Join Date: Nov 2011
Location: Mountains of NH
I love watching herd dynamics be it goats, cows, horses or a flock of hens.
I don't breed(except a few chickens), have only had one cow but I could watch my small herd of horses interact all day.
Used to have a QH gelding who was gelded at 5 or 6 yrs old, he remained kinda studly well into advanced old age. Pretty much anything except produce a foal. When a predator would approach his band of mares the pony would choose direction of travel and old King would bring up the rear making sure the fillies would continue out of harms way. Really the pony mare was in charge but he was the one that made a lot of show and bluster so you noticed him more. A late gelded donkey would also drop back and do a rather in-depth analysis of the situation. Sometimes he would stay and back up the QH, sometimes he would leave town with the mares (bears). If it was a coyote the donkey would command the attack. Either way the QH almost alway fell into the expendable position. Without him knowing it the donk would set him up as a distraction and swing in for what he meant to be a kill. Sometimes the donkey would intentionally run a young coyote into the electric fence. The donkey would obviously be smiling as the young canine went screaming back into the woods.

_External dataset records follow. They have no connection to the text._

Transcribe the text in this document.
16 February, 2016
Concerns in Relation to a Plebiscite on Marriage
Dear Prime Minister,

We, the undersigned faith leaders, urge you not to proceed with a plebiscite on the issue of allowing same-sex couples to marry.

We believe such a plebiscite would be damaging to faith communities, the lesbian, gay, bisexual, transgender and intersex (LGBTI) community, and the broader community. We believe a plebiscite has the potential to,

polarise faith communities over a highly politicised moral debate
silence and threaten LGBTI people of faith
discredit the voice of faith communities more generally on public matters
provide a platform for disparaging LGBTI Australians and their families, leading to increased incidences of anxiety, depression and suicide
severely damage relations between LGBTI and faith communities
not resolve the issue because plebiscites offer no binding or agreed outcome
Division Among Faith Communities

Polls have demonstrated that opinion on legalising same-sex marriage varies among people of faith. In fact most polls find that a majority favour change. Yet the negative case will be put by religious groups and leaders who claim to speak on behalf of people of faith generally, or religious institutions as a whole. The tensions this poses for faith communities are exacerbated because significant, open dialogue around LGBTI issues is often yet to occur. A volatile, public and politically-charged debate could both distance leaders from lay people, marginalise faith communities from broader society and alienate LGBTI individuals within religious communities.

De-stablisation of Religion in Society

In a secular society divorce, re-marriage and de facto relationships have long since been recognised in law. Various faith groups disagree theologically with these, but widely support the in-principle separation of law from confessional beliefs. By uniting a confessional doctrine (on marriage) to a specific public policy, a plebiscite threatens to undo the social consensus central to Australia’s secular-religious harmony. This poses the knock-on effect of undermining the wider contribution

Since the donkey passed I've pretty much given up trying to keep goats and chickens. I had a goat taken out by coyotes a couple of years ago. Was a big dairy buck with huge recurving horns but very old. I could see where the QH actually attempted a rescue by the tracks in the mud and torn up grass but he was too late. Knowing old King it probably took him too long to work up real courage and dive in.
Not mare and foal but my pony mare raised a goat. Bambi was just barely weaned when I got her and the pony took to caring for her. Would groom and protect her like it was her own. I still had to do a little bottle feeding but the pony did the rest. Goat actually had an alpha position in my little horse herd because of it when she grew up. 2nd in command a nubian goat. That goat in turn raised a 4 day old jersey calf I was given. Sammy Sirloin didn't stick around long enough for an official position in the pack but I often wonder what would have happened. I actually sold him to somebody down the road. Knew I wouldn't have been able to use him for the original intended purpose. Plus he was still trying to nurse on the goat who had 2 kids of her own and he was getting way too big too fast. No more cows. Learned that real fast.